I love Sundays because I have time to try out new recipes and get my fill of cooking for the week. Last weekend, it was this Indian-inspired meal.


It started with this recipe in the December issue of Bon Appetit, which let me use up homemade curry powder from a co-worker and the last of my garden carrots. The soup may not look pretty, but it’s easy and super healthy because it uses pureed chickpeas as a thickener.

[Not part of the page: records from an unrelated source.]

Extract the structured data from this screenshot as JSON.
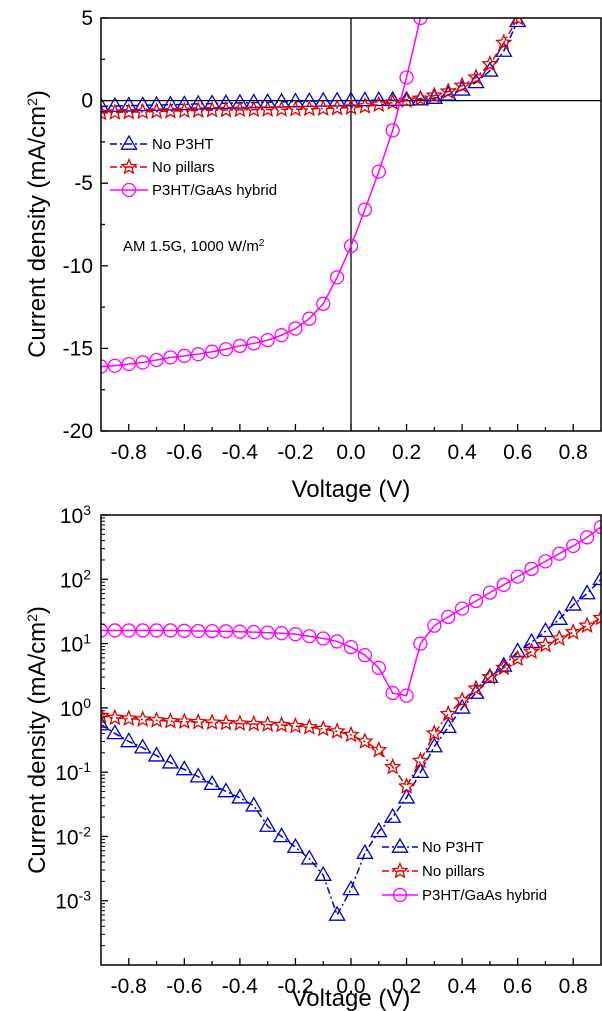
{
  "chart_data": [
    {
      "type": "line",
      "xlabel": "Voltage (V)",
      "ylabel": "Current density (mA/cm",
      "ylabel_sup": "2",
      "ylabel_close": ")",
      "xlim": [
        -0.9,
        0.9
      ],
      "ylim": [
        -20,
        5
      ],
      "xticks": [
        -0.8,
        -0.6,
        -0.4,
        -0.2,
        0.0,
        0.2,
        0.4,
        0.6,
        0.8
      ],
      "xtick_labels": [
        "-0.8",
        "-0.6",
        "-0.4",
        "-0.2",
        "0.0",
        "0.2",
        "0.4",
        "0.6",
        "0.8"
      ],
      "yticks": [
        -20,
        -15,
        -10,
        -5,
        0,
        5
      ],
      "ytick_labels": [
        "-20",
        "-15",
        "-10",
        "-5",
        "0",
        "5"
      ],
      "scale": "linear",
      "grid": false,
      "zero_lines": true,
      "legend_position": "top-left",
      "annotation": "AM 1.5G, 1000 W/m",
      "annotation_sup": "2",
      "series": [
        {
          "name": "No P3HT",
          "color": "#0000cc",
          "marker": "triangle",
          "line": "dash-dot",
          "x": [
            -0.9,
            -0.85,
            -0.8,
            -0.75,
            -0.7,
            -0.65,
            -0.6,
            -0.55,
            -0.5,
            -0.45,
            -0.4,
            -0.35,
            -0.3,
            -0.25,
            -0.2,
            -0.15,
            -0.1,
            -0.05,
            0.0,
            0.05,
            0.1,
            0.15,
            0.2,
            0.25,
            0.3,
            0.35,
            0.4,
            0.45,
            0.5,
            0.55,
            0.6
          ],
          "y": [
            -0.35,
            -0.33,
            -0.31,
            -0.29,
            -0.27,
            -0.25,
            -0.23,
            -0.2,
            -0.18,
            -0.16,
            -0.14,
            -0.12,
            -0.1,
            -0.08,
            -0.06,
            -0.04,
            -0.02,
            -0.01,
            0.0,
            0.01,
            0.02,
            0.03,
            0.04,
            0.06,
            0.15,
            0.35,
            0.65,
            1.1,
            1.8,
            3.0,
            4.8
          ]
        },
        {
          "name": "No pillars",
          "color": "#dd0000",
          "marker": "star",
          "line": "dash-dot",
          "x": [
            -0.9,
            -0.85,
            -0.8,
            -0.75,
            -0.7,
            -0.65,
            -0.6,
            -0.55,
            -0.5,
            -0.45,
            -0.4,
            -0.35,
            -0.3,
            -0.25,
            -0.2,
            -0.15,
            -0.1,
            -0.05,
            0.0,
            0.05,
            0.1,
            0.15,
            0.2,
            0.25,
            0.3,
            0.35,
            0.4,
            0.45,
            0.5,
            0.55,
            0.6
          ],
          "y": [
            -0.75,
            -0.72,
            -0.7,
            -0.68,
            -0.66,
            -0.64,
            -0.62,
            -0.6,
            -0.58,
            -0.57,
            -0.56,
            -0.55,
            -0.54,
            -0.53,
            -0.52,
            -0.5,
            -0.48,
            -0.45,
            -0.42,
            -0.35,
            -0.25,
            -0.12,
            0.0,
            0.12,
            0.3,
            0.55,
            0.9,
            1.4,
            2.2,
            3.5,
            5.0
          ]
        },
        {
          "name": "P3HT/GaAs hybrid",
          "color": "#ff00ff",
          "marker": "circle",
          "line": "solid",
          "x": [
            -0.9,
            -0.85,
            -0.8,
            -0.75,
            -0.7,
            -0.65,
            -0.6,
            -0.55,
            -0.5,
            -0.45,
            -0.4,
            -0.35,
            -0.3,
            -0.25,
            -0.2,
            -0.15,
            -0.1,
            -0.05,
            0.0,
            0.05,
            0.1,
            0.15,
            0.2,
            0.25
          ],
          "y": [
            -16.1,
            -16.05,
            -15.95,
            -15.85,
            -15.7,
            -15.55,
            -15.45,
            -15.35,
            -15.2,
            -15.05,
            -14.85,
            -14.7,
            -14.5,
            -14.2,
            -13.8,
            -13.2,
            -12.3,
            -10.7,
            -8.8,
            -6.6,
            -4.3,
            -1.8,
            1.4,
            5.0
          ]
        }
      ]
    },
    {
      "type": "line",
      "xlabel": "Voltage (V)",
      "ylabel": "Current density (mA/cm",
      "ylabel_sup": "2",
      "ylabel_close": ")",
      "xlim": [
        -0.9,
        0.9
      ],
      "ylim": [
        0.0001,
        1000
      ],
      "xticks": [
        -0.8,
        -0.6,
        -0.4,
        -0.2,
        0.0,
        0.2,
        0.4,
        0.6,
        0.8
      ],
      "xtick_labels": [
        "-0.8",
        "-0.6",
        "-0.4",
        "-0.2",
        "0.0",
        "0.2",
        "0.4",
        "0.6",
        "0.8"
      ],
      "yticks": [
        0.001,
        0.01,
        0.1,
        1,
        10,
        100,
        1000
      ],
      "ytick_base": "10",
      "ytick_exps": [
        "-3",
        "-2",
        "-1",
        "0",
        "1",
        "2",
        "3"
      ],
      "scale": "log",
      "grid": false,
      "legend_position": "bottom-right",
      "series": [
        {
          "name": "No P3HT",
          "color": "#0000cc",
          "marker": "triangle",
          "line": "dash-dot",
          "x": [
            -0.9,
            -0.85,
            -0.8,
            -0.75,
            -0.7,
            -0.65,
            -0.6,
            -0.55,
            -0.5,
            -0.45,
            -0.4,
            -0.35,
            -0.3,
            -0.25,
            -0.2,
            -0.15,
            -0.1,
            -0.05,
            0.0,
            0.05,
            0.1,
            0.15,
            0.2,
            0.25,
            0.3,
            0.35,
            0.4,
            0.45,
            0.5,
            0.55,
            0.6,
            0.65,
            0.7,
            0.75,
            0.8,
            0.85,
            0.9
          ],
          "y": [
            0.55,
            0.4,
            0.3,
            0.24,
            0.18,
            0.14,
            0.11,
            0.085,
            0.065,
            0.05,
            0.04,
            0.03,
            0.0145,
            0.01,
            0.0068,
            0.0045,
            0.0025,
            0.0006,
            0.0015,
            0.0055,
            0.012,
            0.02,
            0.04,
            0.1,
            0.25,
            0.5,
            1.0,
            1.7,
            3.0,
            4.5,
            7.5,
            10.5,
            15.5,
            24,
            40,
            60,
            100
          ]
        },
        {
          "name": "No pillars",
          "color": "#dd0000",
          "marker": "star",
          "line": "dash-dot",
          "x": [
            -0.9,
            -0.85,
            -0.8,
            -0.75,
            -0.7,
            -0.65,
            -0.6,
            -0.55,
            -0.5,
            -0.45,
            -0.4,
            -0.35,
            -0.3,
            -0.25,
            -0.2,
            -0.15,
            -0.1,
            -0.05,
            0.0,
            0.05,
            0.1,
            0.15,
            0.2,
            0.25,
            0.3,
            0.35,
            0.4,
            0.45,
            0.5,
            0.55,
            0.6,
            0.65,
            0.7,
            0.75,
            0.8,
            0.85,
            0.9
          ],
          "y": [
            0.75,
            0.7,
            0.68,
            0.66,
            0.64,
            0.62,
            0.61,
            0.6,
            0.59,
            0.58,
            0.57,
            0.56,
            0.55,
            0.54,
            0.52,
            0.5,
            0.47,
            0.43,
            0.38,
            0.3,
            0.22,
            0.12,
            0.06,
            0.15,
            0.4,
            0.8,
            1.3,
            2.0,
            3.0,
            4.2,
            5.8,
            7.5,
            9.5,
            12,
            15,
            19,
            25
          ]
        },
        {
          "name": "P3HT/GaAs hybrid",
          "color": "#ff00ff",
          "marker": "circle",
          "line": "solid",
          "x": [
            -0.9,
            -0.85,
            -0.8,
            -0.75,
            -0.7,
            -0.65,
            -0.6,
            -0.55,
            -0.5,
            -0.45,
            -0.4,
            -0.35,
            -0.3,
            -0.25,
            -0.2,
            -0.15,
            -0.1,
            -0.05,
            0.0,
            0.05,
            0.1,
            0.15,
            0.2,
            0.25,
            0.3,
            0.35,
            0.4,
            0.45,
            0.5,
            0.55,
            0.6,
            0.65,
            0.7,
            0.75,
            0.8,
            0.85,
            0.9
          ],
          "y": [
            16,
            16,
            16,
            16,
            16,
            16,
            15.8,
            15.7,
            15.6,
            15.5,
            15.3,
            15.1,
            14.8,
            14.5,
            14,
            13,
            12,
            10.8,
            8.8,
            6.6,
            4.2,
            1.7,
            1.55,
            10,
            19,
            26,
            35,
            46,
            62,
            82,
            110,
            145,
            190,
            250,
            330,
            450,
            650
          ]
        }
      ]
    }
  ]
}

A search of AllRecipes.com led to this take on naan, the garlicky, sweet flatbread that is my No. 1 reason for visiting any Indian restaurant. The recipe was a good one, but it made way too much for two people (my freezer is holding 14 remaining dough balls right now).
Finally, I improvised on some yogurt-marinated chicken, which turned out to be my hubby’s favorite part of the meal.
Yogurt-marinated chicken
1 whole chicken breast (or 2 chicken cutlets), cut into 1-inch cubes
3 oz. plain Greek yogurt
Handful of chopped fresh herbs, such as flat-leaf parsley and oregano
1 tbsp. olive oil
Salt, pepper
Place chicken chunks in sealable plastic bag with yogurt, herbs, olive oil, salt and pepper. Seal bag, then massage marinade into chicken. Place in fridge for a couple hours.
Heat cast-iron grill pan over high heat. Brush with vegetable oil. Remove chicken from bag and place in pan. Saute 2-3 minutes per side, until chicken has grill marks and is cooked through. Serve with lemon wedges.
I enjoyed the naan slathered with the thick soup and topped with chicken and a squeeze of lemon. Voila — Indian tacos!